La misma semana en la que se estrenaba Cry Macho, la película dirigida y protagonizada por un Clint Eastwood de 91 años, el expresidente José María Aznar afirmaba que ni estaba jubilado ni se pensaba jubilar jamás. Casi al mismo tiempo, Maluma se definía en una entrevista como un orgulloso adicto al trabajo, igual que había hecho poco antes Armin Laschet, el candidato a las elecciones alemanas que sustituyó a Angela Merkel al frente de la CDU.

 

Aunque parece el principio de un chiste malo y un poco boomer, esta colección de muestras exageradas de amor por el trabajo es muy sintomática de la relación que como sociedad mantenemos con lo laboral. No miramos igual a alguien que nos dice que es adicto al trabajo que alguien que dice que es adicto al CBD, al alcohol o las apuestas online. De hecho, al margen de cualquier valoración clínica, ni tan solo se considera un verdadero problema: al contrario, nos identificamos con el malestar de Maluma durante el confinamiento ante la imposibilidad de sentirse útil y productivo, igual que celebramos que Clint Eastwood siga en plena forma, aportando su arte al mundo.

 

 

Esta prevalencia de los discursos celebratorios en torno a la figura del adicto al trabajo es sintomática no solo por el sesgo de género, edad y clase social, sino también por el hecho que esta misma semana llegaba a las librerías españolas el ensayo de Anne Helen Petersen titulado No puedo más, donde se narra la epidemia de depresión y fatiga que cada vez afecta a un mayor número de personas. El agotamiento generalizado del que habla Petersen parece indisociable de esa movilización mediática del amor por el trabajo en el contexto de capitalismo salvaje, donde se ha disuelto la barrera que separaba la vida privada de la pública –especialmente con el teletrabajo– y se nos anima a ser “empresarios de nosotros mismos”.

 

Del trabajo dependen no solo nuestros ingresos y la posibilidad de acceder a una vivienda y llevar una vida digna, sino también nuestra felicidad y nuestra identidad. Todo es trabajo, independientemente del horario laboral, si es que tenemos alguno: también a las personas en situación de desempleo se las anima a trabajar en sí mismas, a invertir en aumentar su empleabilidad, ya sea acumulando capital educativo, cultural o social. Además, cualquier error, fracaso o muestra de debilidad pasa a ser considerado como una falta de voluntad o de compromiso: ¿te has marchado de la oficina a tu hora sin haber terminado el proyecto? ¿No has trabajado durante el fin de semana? ¿Has dejado de formarte en tus ratos libres? ¿Seguro que no quieres participar de las actividades de team building? ¿Cómo vas a encontrar trabajo si no tienes el nivel B1 de inglés?

 

A pesar de la ubicuidad de estos discursos, incluso la posibilidad de ser un adicto al trabajo está desigualmente repartida. La romantización del sujeto productivo no solo genera una serie de malestares intrínsecos a la esfera laboral –cansancio, ansiedad, depresión y todo tipo de problemas de salud física y mental relacionados con una situación de explotación–, sino que además tiene graves implicaciones en la división sexual del mercado de trabajo –menospreciando el trabajo doméstico y los cuidados como trabajo no productivo y no remunerado– así como sobre la crisis climática –favoreciendo el aumento de las emisiones y el establecimiento de patrones de desplazamiento y consumo no sostenibles.

 

 

“Elige un trabajo que te guste y no tendrás que trabajar jamás”

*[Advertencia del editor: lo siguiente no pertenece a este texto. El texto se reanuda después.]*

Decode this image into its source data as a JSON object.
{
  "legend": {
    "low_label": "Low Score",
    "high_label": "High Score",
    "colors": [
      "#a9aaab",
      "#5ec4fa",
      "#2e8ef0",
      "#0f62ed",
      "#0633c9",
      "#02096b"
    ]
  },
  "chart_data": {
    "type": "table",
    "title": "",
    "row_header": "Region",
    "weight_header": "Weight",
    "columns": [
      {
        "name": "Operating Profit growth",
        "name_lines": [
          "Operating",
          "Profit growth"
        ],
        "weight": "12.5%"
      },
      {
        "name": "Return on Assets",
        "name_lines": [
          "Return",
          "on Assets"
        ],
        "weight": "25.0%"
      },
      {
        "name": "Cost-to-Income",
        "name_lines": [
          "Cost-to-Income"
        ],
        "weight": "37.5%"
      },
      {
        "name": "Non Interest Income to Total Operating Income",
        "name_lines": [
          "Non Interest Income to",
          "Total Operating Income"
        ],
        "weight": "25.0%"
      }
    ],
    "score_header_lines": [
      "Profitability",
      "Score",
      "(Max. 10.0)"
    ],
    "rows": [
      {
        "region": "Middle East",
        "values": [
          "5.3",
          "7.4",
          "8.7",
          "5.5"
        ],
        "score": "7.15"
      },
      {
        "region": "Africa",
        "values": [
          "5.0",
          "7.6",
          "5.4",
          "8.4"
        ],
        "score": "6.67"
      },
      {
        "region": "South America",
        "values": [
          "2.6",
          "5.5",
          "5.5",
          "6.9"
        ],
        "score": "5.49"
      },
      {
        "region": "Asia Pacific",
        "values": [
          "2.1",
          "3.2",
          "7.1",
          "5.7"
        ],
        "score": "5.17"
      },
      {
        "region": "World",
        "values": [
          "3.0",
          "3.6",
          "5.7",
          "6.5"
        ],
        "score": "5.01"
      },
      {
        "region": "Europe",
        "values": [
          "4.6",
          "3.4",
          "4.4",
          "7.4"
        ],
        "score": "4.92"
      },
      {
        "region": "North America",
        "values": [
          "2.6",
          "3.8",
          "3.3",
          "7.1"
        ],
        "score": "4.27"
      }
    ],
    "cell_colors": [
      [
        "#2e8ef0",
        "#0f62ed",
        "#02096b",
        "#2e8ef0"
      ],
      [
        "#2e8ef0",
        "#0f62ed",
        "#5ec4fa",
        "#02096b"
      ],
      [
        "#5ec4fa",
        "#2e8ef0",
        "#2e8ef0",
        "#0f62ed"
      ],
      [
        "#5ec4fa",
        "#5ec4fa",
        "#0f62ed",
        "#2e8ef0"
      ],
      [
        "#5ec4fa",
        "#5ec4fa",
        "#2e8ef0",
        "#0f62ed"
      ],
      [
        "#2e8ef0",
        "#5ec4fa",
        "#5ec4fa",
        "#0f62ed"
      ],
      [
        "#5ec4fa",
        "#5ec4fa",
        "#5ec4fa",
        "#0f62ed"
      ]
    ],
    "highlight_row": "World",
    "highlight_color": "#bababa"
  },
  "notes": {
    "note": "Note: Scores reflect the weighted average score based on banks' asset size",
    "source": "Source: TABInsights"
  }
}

Quizá en el mundo del emprendimiento es donde esta presión es más evidente, y la romantización del adicto al trabajo forma parte del credo que se imparte en másters, talleres y mentorías. Diana Ballart lo ha vivido en primera persona como CEO de The Smart Lollipop, una startup que está desarrollando un dispositivo médico no invasivo, pensado especialmente para niños, que consiste en un caramelo inteligente que analiza la saliva para detectar enfermedades. “Ser workaholic en el mundo emprendedor está muy bien visto: es mejor ser workaholic que trabajar solo ocho horas, porque significa que tienes un rol importante o que eres imprescindible dentro de la empresa. Pero eso es mentira, no es cuestión de trabajar más horas, sino de lo productivo que puedas ser las horas que trabajas. A largo plazo, el trabajar por trabajar es contraproducente, porque acabas agotado y pierdes el foco”.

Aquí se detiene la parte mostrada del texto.